Dijital Nesil (Z Kuşağı) nedir? – “Buruk Kalplerin Z Hikayeleri”

Sayın Aysun Tamdoğan’a, Genç Haber Dergisi yayınlanan, bu çok önemli konuda benimle yaptığı röportajı için çok teşekkür ederim.  İlginize sunuyoruz –  Ulaş Çamsarı, 24 Temmuz 2013, Waycross, Georgia, ABD      

 

 

                                         GENÇ HABER DERGİSİ                  TARİH: 02.11.2012                                    HABER NO: 1

971696_10151758549667899_807290604_n 971173_10151758545072899_934879751_n 1069182_10151758548322899_1359689072_n

 

2000 yılı sonrası doğmuş internet çağı çocukları;

“Z Kuşağı Çocukları”

2000 yılı sonrasında doğan çocuklara Z kuşağı adı veriliyor. Bir diğer deyişle de dijital nesil olarak adlandırılıyorlar. Teknolojinin tam ortasına doğan çocuklar onlar. Bize düşen de onları anlamak ve doğru yönlendirmek.

–Aysun TAMDOĞAN

Onlar bilgisayarın, cep telefonunun, internetin olmadığı bir dünyayı bilmiyorlar… Onlar Z kuşağı…

 

Sosyal network sitelerinin ve yeni iletişim teknolojilerinin müdavimi olan yeni nesil bir kuşak var. Bu kuşağa Z kuşağı denilse de aslında onlara teknoloji çocukları demek daha doğru olacaktır. Bir diğer ismi  Suskun kuşak olan bu kuşağa Suskun denmesinin nedeni ise, tepkisini sesini yükselterek, fiziksel güçle değil, iletişim araçları ile göstermesi olarak düşünülüyor.

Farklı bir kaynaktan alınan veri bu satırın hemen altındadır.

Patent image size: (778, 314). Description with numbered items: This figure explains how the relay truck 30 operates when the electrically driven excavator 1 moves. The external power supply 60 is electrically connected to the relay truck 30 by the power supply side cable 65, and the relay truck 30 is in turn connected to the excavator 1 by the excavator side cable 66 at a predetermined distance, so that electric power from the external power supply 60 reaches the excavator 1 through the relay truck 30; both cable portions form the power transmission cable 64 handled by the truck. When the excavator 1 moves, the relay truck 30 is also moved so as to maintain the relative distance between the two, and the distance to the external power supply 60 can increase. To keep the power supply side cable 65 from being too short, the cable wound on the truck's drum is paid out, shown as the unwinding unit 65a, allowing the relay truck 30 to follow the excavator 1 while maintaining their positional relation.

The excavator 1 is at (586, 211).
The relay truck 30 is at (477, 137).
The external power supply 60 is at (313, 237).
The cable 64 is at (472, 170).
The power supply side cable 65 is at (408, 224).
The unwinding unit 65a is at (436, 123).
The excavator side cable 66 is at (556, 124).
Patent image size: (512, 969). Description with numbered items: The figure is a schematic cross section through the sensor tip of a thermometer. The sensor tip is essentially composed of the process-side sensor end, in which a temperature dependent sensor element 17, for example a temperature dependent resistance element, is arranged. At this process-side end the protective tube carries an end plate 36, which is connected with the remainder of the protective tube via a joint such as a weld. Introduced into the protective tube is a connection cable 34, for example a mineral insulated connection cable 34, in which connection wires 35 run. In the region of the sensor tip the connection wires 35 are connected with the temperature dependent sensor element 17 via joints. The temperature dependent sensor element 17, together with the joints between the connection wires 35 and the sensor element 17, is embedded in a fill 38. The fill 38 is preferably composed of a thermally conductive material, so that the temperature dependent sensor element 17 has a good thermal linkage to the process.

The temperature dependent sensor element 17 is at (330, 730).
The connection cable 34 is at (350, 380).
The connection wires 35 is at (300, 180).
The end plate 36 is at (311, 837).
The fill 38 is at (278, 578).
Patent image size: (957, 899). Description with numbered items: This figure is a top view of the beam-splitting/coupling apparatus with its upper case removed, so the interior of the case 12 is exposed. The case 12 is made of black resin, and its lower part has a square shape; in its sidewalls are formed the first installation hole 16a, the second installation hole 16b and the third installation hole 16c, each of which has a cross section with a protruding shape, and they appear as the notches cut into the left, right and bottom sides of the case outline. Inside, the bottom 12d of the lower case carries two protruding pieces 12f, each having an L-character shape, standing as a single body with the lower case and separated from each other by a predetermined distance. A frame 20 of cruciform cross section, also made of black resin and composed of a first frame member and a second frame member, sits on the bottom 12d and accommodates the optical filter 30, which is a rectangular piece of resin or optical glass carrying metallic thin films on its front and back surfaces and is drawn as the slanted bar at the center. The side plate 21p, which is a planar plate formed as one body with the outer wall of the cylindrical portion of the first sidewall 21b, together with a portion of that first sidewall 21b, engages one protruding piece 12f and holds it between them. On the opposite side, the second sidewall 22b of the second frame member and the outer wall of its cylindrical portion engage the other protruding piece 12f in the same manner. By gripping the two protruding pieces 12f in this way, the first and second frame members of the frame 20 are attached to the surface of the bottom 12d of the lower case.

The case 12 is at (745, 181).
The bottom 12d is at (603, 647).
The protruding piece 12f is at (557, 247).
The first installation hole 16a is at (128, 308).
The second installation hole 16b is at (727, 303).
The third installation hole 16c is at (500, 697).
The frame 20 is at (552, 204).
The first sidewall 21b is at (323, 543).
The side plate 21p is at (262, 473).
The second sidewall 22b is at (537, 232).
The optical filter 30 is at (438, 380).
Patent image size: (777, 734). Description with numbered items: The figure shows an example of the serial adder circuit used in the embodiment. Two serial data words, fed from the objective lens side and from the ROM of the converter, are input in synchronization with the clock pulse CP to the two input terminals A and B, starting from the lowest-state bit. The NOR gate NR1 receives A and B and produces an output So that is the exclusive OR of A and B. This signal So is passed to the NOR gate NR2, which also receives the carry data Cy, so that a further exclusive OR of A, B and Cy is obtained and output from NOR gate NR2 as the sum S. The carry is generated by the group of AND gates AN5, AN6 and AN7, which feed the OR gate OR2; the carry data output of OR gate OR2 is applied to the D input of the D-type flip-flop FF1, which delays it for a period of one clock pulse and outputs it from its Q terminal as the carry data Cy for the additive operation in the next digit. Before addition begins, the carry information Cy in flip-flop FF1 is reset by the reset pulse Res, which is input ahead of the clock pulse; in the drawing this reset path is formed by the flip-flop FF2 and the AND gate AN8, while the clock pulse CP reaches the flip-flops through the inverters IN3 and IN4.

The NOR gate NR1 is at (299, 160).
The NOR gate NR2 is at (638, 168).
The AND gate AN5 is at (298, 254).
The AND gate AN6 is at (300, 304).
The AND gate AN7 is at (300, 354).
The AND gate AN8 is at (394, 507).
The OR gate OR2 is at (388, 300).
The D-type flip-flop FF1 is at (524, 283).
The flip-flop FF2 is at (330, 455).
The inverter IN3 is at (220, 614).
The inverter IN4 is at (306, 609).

Tarihin en önemli kuşaklarından Z kuşağını anlayabilmek için ondan önceki kuşakları kısaca özetlemekte fayda var. Baby Boomer’lar, X, Y ve Z Kuşağı, doğdukları yıllara göre ayrılan 4 grup. En yaşlıları 63, en gençleri 9 yaşında. Her birinin karakteri, beklentileri, yaşama amacı, içinde bulundukları koşullar farklı. Baby Boomer Kuşağında, en yaşlısı 63, en genci 45 yaş civarında. (1946-1964)  İkinci Dünya Savaşı’ndan hemen sonraki “nüfus patlaması” yıllarında doğan bu 1 milyar bebeğe “Baby Boomers” deniyor. En yaşlısı 44, en genci 30 yaşında olan X kuşağı (1965-1979) ise dünyaya gözlerini, merdaneli çamaşır makinesi, transistorlu radyo, bantlı teyp ve pikapla açtı. Y Kuşağı (1980-1999) için ise teknoloji hayatlarında pek çok şeyin simgesi. Z kuşağı, 1991 sonrası doğan çocuklar için kullanılsa da birçok görüşe göre Z kuşağı 2000 sonrası doğanlar için geçerli.”İnternet kuşağı” da denen bu ufaklıkların en büyüğü henüz 12 yaşında. Bunlar tam teknoloji çağı çocukları.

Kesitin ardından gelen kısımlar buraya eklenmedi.